Now what is there in the Thaxted worship which scandalizes the ‘ratepayer’ and attracts many in the town itself and many pilgrims from all quarters? Perhaps it is the homeliness and unconventionality which many people appreciate. The organ and surpliced choir no longer predominate. The processions on High Days and Holidays include not only the ceremonial group in bright vestments, but the people themselves, children with flowers and branches, women in gay veils, men with torches and banners, all this colour and movement centering round the Lord Christ present in the Eucharist. We preach the Christ Who all through His life stressed the value of the common meal, the bread and wine joyously shared among His people, the Mass as prelude to the New World Order in which all would be justly produced and distributed. The Lord thus chose the human things of everyday life, the useful bread and the genial wine, to be the perpetual vehicles of his presence among us till His kingdom should come on earth as in Heaven. But all this involves politics, and we are often rebuked for mixing politics with religion.
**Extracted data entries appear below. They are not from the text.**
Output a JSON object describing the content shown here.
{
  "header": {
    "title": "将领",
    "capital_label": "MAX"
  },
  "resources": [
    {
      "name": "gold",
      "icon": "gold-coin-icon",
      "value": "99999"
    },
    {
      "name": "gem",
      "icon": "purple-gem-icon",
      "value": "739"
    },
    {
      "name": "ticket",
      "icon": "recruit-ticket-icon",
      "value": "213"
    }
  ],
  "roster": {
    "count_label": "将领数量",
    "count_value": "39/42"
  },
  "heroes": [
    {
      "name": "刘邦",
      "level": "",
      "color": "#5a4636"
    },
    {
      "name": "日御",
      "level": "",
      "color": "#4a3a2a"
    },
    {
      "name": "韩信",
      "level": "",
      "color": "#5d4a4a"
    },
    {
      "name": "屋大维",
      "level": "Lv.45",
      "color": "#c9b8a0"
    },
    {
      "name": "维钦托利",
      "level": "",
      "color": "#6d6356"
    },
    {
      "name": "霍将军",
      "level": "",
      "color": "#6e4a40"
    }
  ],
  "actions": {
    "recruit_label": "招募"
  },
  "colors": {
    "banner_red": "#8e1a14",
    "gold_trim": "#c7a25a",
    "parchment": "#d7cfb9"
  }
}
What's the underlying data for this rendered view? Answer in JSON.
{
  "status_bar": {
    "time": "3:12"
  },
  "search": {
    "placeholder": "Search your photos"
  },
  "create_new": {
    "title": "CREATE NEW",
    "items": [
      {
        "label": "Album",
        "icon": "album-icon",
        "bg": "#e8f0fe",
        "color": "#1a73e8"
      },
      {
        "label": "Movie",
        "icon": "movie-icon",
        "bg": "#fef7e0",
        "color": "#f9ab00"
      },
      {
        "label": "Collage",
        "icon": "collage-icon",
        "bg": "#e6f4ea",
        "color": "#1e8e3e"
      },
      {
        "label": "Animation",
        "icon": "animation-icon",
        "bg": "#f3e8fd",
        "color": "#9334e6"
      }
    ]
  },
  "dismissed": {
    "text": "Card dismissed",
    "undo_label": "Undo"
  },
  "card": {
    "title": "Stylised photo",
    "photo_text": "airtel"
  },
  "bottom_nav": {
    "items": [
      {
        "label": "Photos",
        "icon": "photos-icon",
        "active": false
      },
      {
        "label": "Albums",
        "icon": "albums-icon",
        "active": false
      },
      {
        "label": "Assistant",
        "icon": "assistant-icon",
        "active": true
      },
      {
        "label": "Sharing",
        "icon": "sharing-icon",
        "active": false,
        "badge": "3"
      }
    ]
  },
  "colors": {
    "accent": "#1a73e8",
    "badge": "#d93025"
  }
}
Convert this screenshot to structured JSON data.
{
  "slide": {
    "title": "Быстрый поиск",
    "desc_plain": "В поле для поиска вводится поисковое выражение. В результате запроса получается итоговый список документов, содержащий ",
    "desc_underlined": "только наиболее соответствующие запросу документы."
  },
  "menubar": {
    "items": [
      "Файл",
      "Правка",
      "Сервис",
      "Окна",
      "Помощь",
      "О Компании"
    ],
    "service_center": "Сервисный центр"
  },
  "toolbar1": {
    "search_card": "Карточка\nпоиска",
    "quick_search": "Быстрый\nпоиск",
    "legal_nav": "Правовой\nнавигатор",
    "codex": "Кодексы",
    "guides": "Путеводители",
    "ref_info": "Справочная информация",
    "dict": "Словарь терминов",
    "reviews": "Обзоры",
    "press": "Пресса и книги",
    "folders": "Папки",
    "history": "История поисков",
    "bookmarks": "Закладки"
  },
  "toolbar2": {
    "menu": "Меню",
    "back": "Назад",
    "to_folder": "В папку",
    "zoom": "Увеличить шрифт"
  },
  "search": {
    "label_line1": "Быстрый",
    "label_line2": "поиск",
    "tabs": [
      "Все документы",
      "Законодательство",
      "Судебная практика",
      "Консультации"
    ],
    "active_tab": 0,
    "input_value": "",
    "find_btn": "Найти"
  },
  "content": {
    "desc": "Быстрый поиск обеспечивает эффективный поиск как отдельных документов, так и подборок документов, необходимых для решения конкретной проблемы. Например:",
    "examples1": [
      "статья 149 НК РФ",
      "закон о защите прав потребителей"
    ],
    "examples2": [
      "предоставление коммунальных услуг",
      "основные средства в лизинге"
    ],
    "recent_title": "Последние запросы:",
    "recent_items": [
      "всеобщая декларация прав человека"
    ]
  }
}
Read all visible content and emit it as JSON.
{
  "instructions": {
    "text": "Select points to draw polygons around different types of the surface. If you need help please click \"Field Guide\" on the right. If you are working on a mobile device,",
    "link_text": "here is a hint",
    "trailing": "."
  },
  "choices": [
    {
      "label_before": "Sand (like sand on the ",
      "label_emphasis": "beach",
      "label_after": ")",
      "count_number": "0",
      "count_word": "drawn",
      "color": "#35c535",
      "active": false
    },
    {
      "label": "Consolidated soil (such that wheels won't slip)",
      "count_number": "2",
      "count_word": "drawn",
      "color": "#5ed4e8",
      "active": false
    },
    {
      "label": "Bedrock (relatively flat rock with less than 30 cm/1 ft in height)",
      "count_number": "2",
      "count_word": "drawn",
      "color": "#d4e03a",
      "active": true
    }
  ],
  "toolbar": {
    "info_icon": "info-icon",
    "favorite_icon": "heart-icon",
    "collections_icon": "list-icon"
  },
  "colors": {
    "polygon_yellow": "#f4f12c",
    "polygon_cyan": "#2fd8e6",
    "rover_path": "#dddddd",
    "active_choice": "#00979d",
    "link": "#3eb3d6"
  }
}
Well! the blind following of any political party, the politics of the party hack, these are certainly not the business of the pulpit; but politics, in the wider sense of social justice, are part and parcel of the gospel of Christ and to ignore them is to be false to His teaching. Worship and beauty are not to be despised, but worship divorced from social righteousness is an abomination to God.
Conrad Noel, An Autobiography, edited with a foreword by Sidney Dark. London, J.M. Dent, 1945.